Some supports are funded by other areas of government (e.g. state health systems) or existing public/community services.
In general, the NDIS will fund reasonable and necessary supports that help a person living with a disability enjoy an ordinary life.
These supports and services fall into three categories.
A support that assists with activities of daily living.
A support for an investment, such as assistive technologies; equipment and home or vehicle modifications; or funding for capital costs (e.g. to pay for Specialist Disability Accommodation).
A support that helps build independence and skills.

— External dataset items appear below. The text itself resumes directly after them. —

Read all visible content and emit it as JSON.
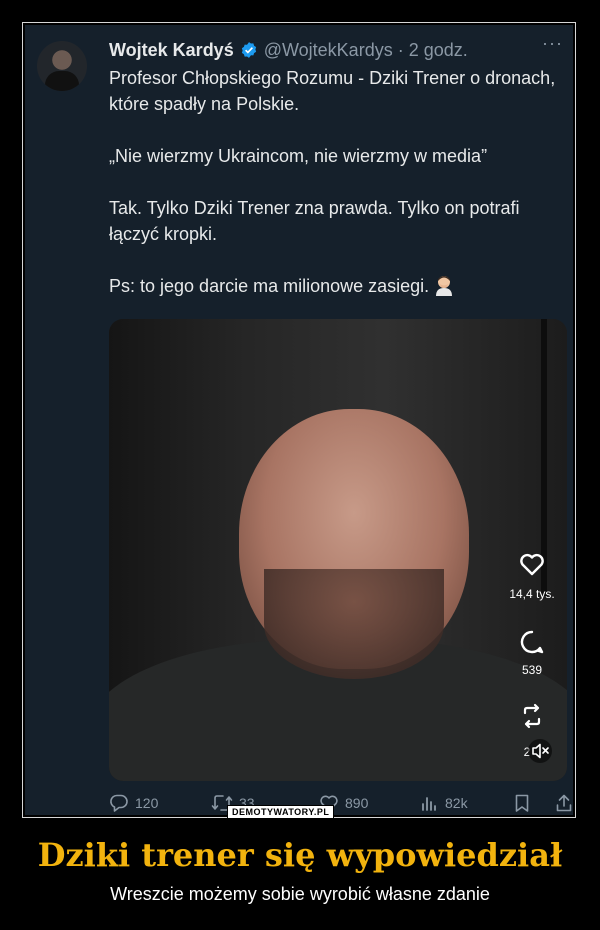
{
  "tweet": {
    "author_name": "Wojtek Kardyś",
    "handle_time": "@WojtekKardys · 2 godz.",
    "more_label": "···",
    "paragraphs": [
      "Profesor Chłopskiego Rozumu - Dziki Trener o dronach, które spadły na Polskie.",
      "„Nie wierzmy Ukraincom, nie wierzmy w media”",
      "Tak. Tylko Dziki Trener zna prawda. Tylko on potrafi łączyć kropki.",
      "Ps: to jego darcie ma milionowe zasiegi."
    ],
    "emoji": "man-facepalming-emoji",
    "video_overlay": {
      "likes": "14,4 tys.",
      "comments": "539",
      "reposts": "2"
    },
    "actions": {
      "replies": "120",
      "retweets": "33",
      "likes": "890",
      "views": "82k"
    }
  },
  "watermark": "DEMOTYWATORY.PL",
  "caption": {
    "title": "Dziki trener się wypowiedział",
    "subtitle": "Wreszcie możemy sobie wyrobić własne zdanie"
  },
  "colors": {
    "tweet_bg": "#15202b",
    "verified": "#1d9bf0",
    "caption_title": "#f2b30e"
  }
}
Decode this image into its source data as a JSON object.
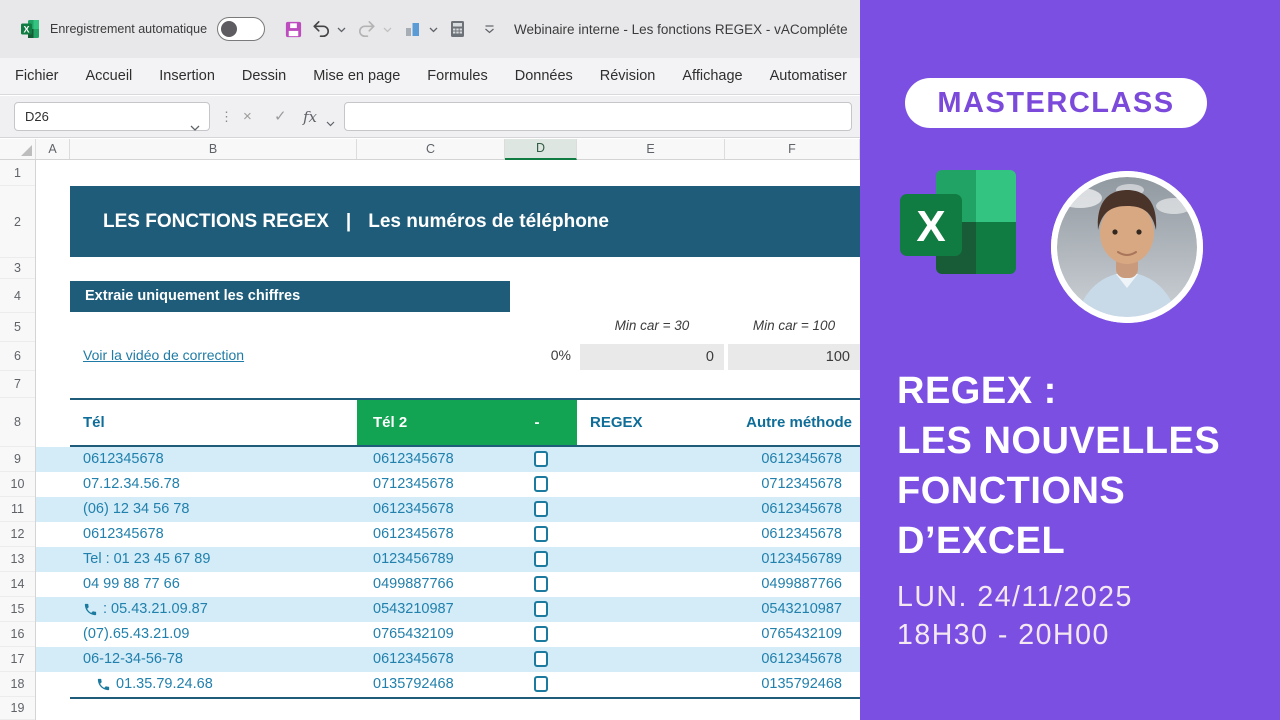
{
  "window": {
    "titlebar": {
      "autosave_label": "Enregistrement automatique",
      "autosave_state": "off",
      "doc_title": "Webinaire interne - Les fonctions REGEX - vACompléte"
    },
    "ribbon_tabs": [
      "Fichier",
      "Accueil",
      "Insertion",
      "Dessin",
      "Mise en page",
      "Formules",
      "Données",
      "Révision",
      "Affichage",
      "Automatiser"
    ],
    "formula_bar": {
      "name_box": "D26",
      "separator_glyph": "⋮",
      "cancel_glyph": "×",
      "enter_glyph": "✓",
      "fx_glyph": "fx",
      "formula_value": ""
    }
  },
  "sheet": {
    "column_headers": [
      "A",
      "B",
      "C",
      "D",
      "E",
      "F"
    ],
    "selected_column": "D",
    "row_numbers": [
      "1",
      "2",
      "3",
      "4",
      "5",
      "6",
      "7",
      "8",
      "9",
      "10",
      "11",
      "12",
      "13",
      "14",
      "15",
      "16",
      "17",
      "18",
      "19"
    ],
    "title_banner": {
      "part1": "LES FONCTIONS REGEX",
      "separator": "|",
      "part2": "Les numéros de téléphone"
    },
    "section_banner": "Extraie uniquement les chiffres",
    "correction_link": "Voir la vidéo de correction",
    "progress_value": "0%",
    "thresholds": {
      "label_30": "Min car = 30",
      "label_100": "Min car = 100",
      "value_30": "0",
      "value_100": "100"
    },
    "table": {
      "headers": {
        "tel": "Tél",
        "tel2": "Tél 2",
        "dash": "-",
        "regex": "REGEX",
        "autre": "Autre méthode"
      },
      "rows": [
        {
          "tel": "0612345678",
          "tel2": "0612345678",
          "autre": "0612345678",
          "phone_icon": false,
          "indent": false,
          "checked": false
        },
        {
          "tel": "07.12.34.56.78",
          "tel2": "0712345678",
          "autre": "0712345678",
          "phone_icon": false,
          "indent": false,
          "checked": false
        },
        {
          "tel": "(06) 12 34 56 78",
          "tel2": "0612345678",
          "autre": "0612345678",
          "phone_icon": false,
          "indent": false,
          "checked": false
        },
        {
          "tel": "0612345678",
          "tel2": "0612345678",
          "autre": "0612345678",
          "phone_icon": false,
          "indent": false,
          "checked": false
        },
        {
          "tel": "Tel : 01 23 45 67 89",
          "tel2": "0123456789",
          "autre": "0123456789",
          "phone_icon": false,
          "indent": false,
          "checked": false
        },
        {
          "tel": "04 99 88 77 66",
          "tel2": "0499887766",
          "autre": "0499887766",
          "phone_icon": false,
          "indent": false,
          "checked": false
        },
        {
          "tel": ": 05.43.21.09.87",
          "tel2": "0543210987",
          "autre": "0543210987",
          "phone_icon": true,
          "indent": false,
          "checked": false
        },
        {
          "tel": "(07).65.43.21.09",
          "tel2": "0765432109",
          "autre": "0765432109",
          "phone_icon": false,
          "indent": false,
          "checked": false
        },
        {
          "tel": "06-12-34-56-78",
          "tel2": "0612345678",
          "autre": "0612345678",
          "phone_icon": false,
          "indent": false,
          "checked": false
        },
        {
          "tel": "01.35.79.24.68",
          "tel2": "0135792468",
          "autre": "0135792468",
          "phone_icon": true,
          "indent": true,
          "checked": false
        }
      ]
    }
  },
  "promo": {
    "badge": "MASTERCLASS",
    "headline_lines": [
      "REGEX :",
      "LES NOUVELLES",
      "FONCTIONS",
      "D’EXCEL"
    ],
    "date_line1": "LUN. 24/11/2025",
    "date_line2": "18H30 - 20H00"
  },
  "icons": {
    "excel_app_icon": "excel-logo",
    "autosave_toggle": "toggle-off",
    "save_icon": "floppy-disk",
    "undo_icon": "arrow-undo",
    "redo_icon": "arrow-redo",
    "chart_icon": "bar-chart",
    "calculator_icon": "calculator",
    "qat_customize_icon": "chevron-down-with-line",
    "phone_icon": "phone-receiver",
    "checkbox": "empty-checkbox"
  },
  "colors": {
    "panel_purple": "#7C4FE3",
    "badge_text_purple": "#7C4ADB",
    "banner_teal": "#1E5C7A",
    "table_green": "#12A452",
    "stripe_blue": "#D3ECF8",
    "value_blue": "#2180AC",
    "link_teal": "#1F7BA6",
    "save_icon_magenta": "#BD4DBF",
    "selected_column_green": "#107C41"
  }
}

Common examples of supports provided or funded by the NDIS include:
- Help with personal care activities and/or household tasks
- Home and vehicle modifications
- Assistive technology, aids and mobility equipment, including set up and training by skilled personnel
- Transport to enable participation in community, social, economic and daily life activities, e.g. workplace, gym or places of learning
- Support to find and keep a job
- Therapeutic supports like occupational therapy, speech therapy and behaviour support
- Health-related supports (as long as they are a regular part of your patient’s life and the need for them arises from a disability), e.g. continence, diabetic management, dysphagia, epilepsy, nutrition, podiatry, respiratory and wound and pressure care supports (see the Disability-related health supports page for full details).
If you are uncertain if the supports your patient requires are funded by the NDIS, refer the patient to a Local Area Coordinator for further advice before proceeding with an Access Request, as other public or community services may be more appropriate.